Senegal’s Gen Zers have taken to the streets in large numbers, expressing their vehement opposition to President Macky Sall’s intention to seek a third term in the upcoming 2024 elections.

Simultaneously, the ongoing situation surrounding opposition leader Ousmane Sonko has further fueled discontent among the nation’s young people.

For several weeks now, Senegal has witnessed a groundswell of protests, primarily led by young people who make up a significant portion of the population.

The demonstrations, organized under the banner of various youth organizations, have drawn crowds in major cities such as Dakar, Thies, and Kaolack. Schools and businesses have remained closed in most parts of these cities due to constant battles between protesters and the police.

Chanting slogans and waving placards, the protestors are demanding an end to President Sall’s perceived attempt to cling to power.

President Macky Sall, who came to power in 2012 and was reelected in 2019, had initially pledged to honor the country’s two-term limit set by the constitution.

However, his recent signals of a potential bid for a third term have sparked widespread outrage. Critics argue that a third term would undermine democratic principles and perpetuate a concentration of power.

The youth protesters argue that a fresh leadership approach is urgently needed, one that is accountable, transparent, and addresses their concerns, which include high unemployment rates, inadequate access to education and healthcare, and the need for broader civic engagement.

According to the World Bank statistics, unemployment among young people (15-24 years) is at 4.8%. Despite the recent decline, Senegalese youths still view President Sall’s potential third term as an obstacle to progress and a stifling of democratic change.

The protests have gained momentum in recent days following the arrest and ongoing legal troubles of opposition leader Ousmane Sonko. Sonko, a charismatic figure who rose to prominence during the 2019 elections, has been a vocal critic of President Sall’s administration.

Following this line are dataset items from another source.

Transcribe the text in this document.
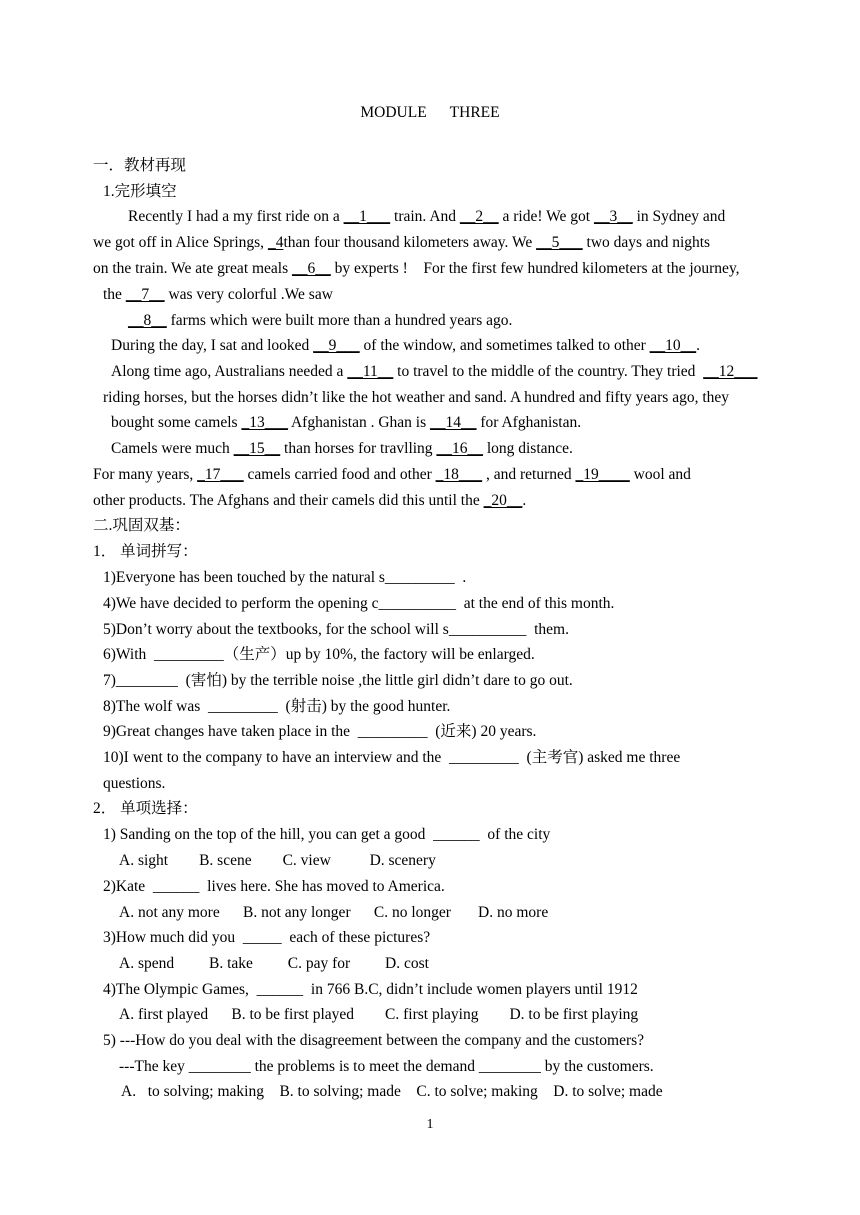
MODULE      THREE
一．教材再现
1.完形填空
Recently I had a my first ride on a __1___ train. And __2__ a ride! We got __3__ in Sydney and
we got off in Alice Springs, _4than four thousand kilometers away. We __5___ two days and nights
on the train. We ate great meals __6__ by experts !    For the first few hundred kilometers at the journey,
the __7__ was very colorful .We saw
__8__ farms which were built more than a hundred years ago.
During the day, I sat and looked __9___ of the window, and sometimes talked to other __10__.
Along time ago, Australians needed a __11__ to travel to the middle of the country. They tried  __12___
riding horses, but the horses didn’t like the hot weather and sand. A hundred and fifty years ago, they
bought some camels _13___ Afghanistan . Ghan is __14__ for Afghanistan.
Camels were much __15__ than horses for travlling __16__ long distance.
For many years, _17___ camels carried food and other _18___ , and returned _19____ wool and
other products. The Afghans and their camels did this until the _20__.
二.巩固双基：
1． 单词拼写：
1)Everyone has been touched by the natural s_________  .
4)We have decided to perform the opening c__________  at the end of this month.
5)Don’t worry about the textbooks, for the school will s__________  them.
6)With  _________（生产）up by 10%, the factory will be enlarged.
7)________  (害怕) by the terrible noise ,the little girl didn’t dare to go out.
8)The wolf was  _________  (射击) by the good hunter.
9)Great changes have taken place in the  _________  (近来) 20 years.
10)I went to the company to have an interview and the  _________  (主考官) asked me three
questions.
2． 单项选择：
1) Sanding on the top of the hill, you can get a good  ______  of the city
A. sight        B. scene        C. view          D. scenery
2)Kate  ______  lives here. She has moved to America.
A. not any more      B. not any longer      C. no longer       D. no more
3)How much did you  _____  each of these pictures?
A. spend         B. take         C. pay for         D. cost
4)The Olympic Games,  ______  in 766 B.C, didn’t include women players until 1912
A. first played      B. to be first played        C. first playing        D. to be first playing
5) ---How do you deal with the disagreement between the company and the customers?
---The key ________ the problems is to meet the demand ________ by the customers.
A.   to solving; making    B. to solving; made    C. to solve; making    D. to solve; made
1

He has faced allegations of rape, which he vehemently denies and claims are politically motivated to suppress his popularity in the country.

The situation surrounding Sonko has become a focal point for the protesters, who perceive it as an attack on opposition voices and a blatant manipulation of the justice system. They demand fair treatment and a transparent investigation into the allegations.

The government’s response to the protests has been mixed. While some officials have called for calm, others have deployed security forces to disperse the crowds, resulting in sporadic clashes between protesters and police.

Human rights organizations have expressed concern over the use of excessive force and the arrests of peaceful demonstrators.

Similarly, president Sall’s supporters plan to stage a pro-government demonstration at Place de la Nation (Place de l’Obelisque) in Dakar this weekend.

The newly formed Convergence of Democracies to Safeguard the Republic (S24) exists to promote the current government and show support for Sall’s re-election amid growing societal tensions.

International observers and foreign governments have been closely monitoring the situation in Senegal, emphasizing the importance of upholding democratic principles and respecting the will of the people.

The African Union and the Economic Community of West African States (ECOWAS) have called for restraint and dialogue, urging all parties to seek peaceful resolutions and ensure that the upcoming elections are free and fair.

According to Amnesty International, the government is already intensifying repression ahead of the 2024 elections by banning protests which are allowed by the constitution and suspending media stations such as the privately owned Walf Tv.

Similarly, Samira Daoud, Regional Director for West and Central Africa, Amnesty International through a statement said the Senegalese authorities are weakening human rights protection in the country.

As Senegal’s youth continue to voice their discontent, their determination remains unwavering. With the 2024 elections on the horizon, the country stands at a critical crossroads, where the aspirations of the younger generation collide with the entrenched political establishment.

The outcome of these protests and the nation’s response will undoubtedly shape Senegal’s political landscape for years to come.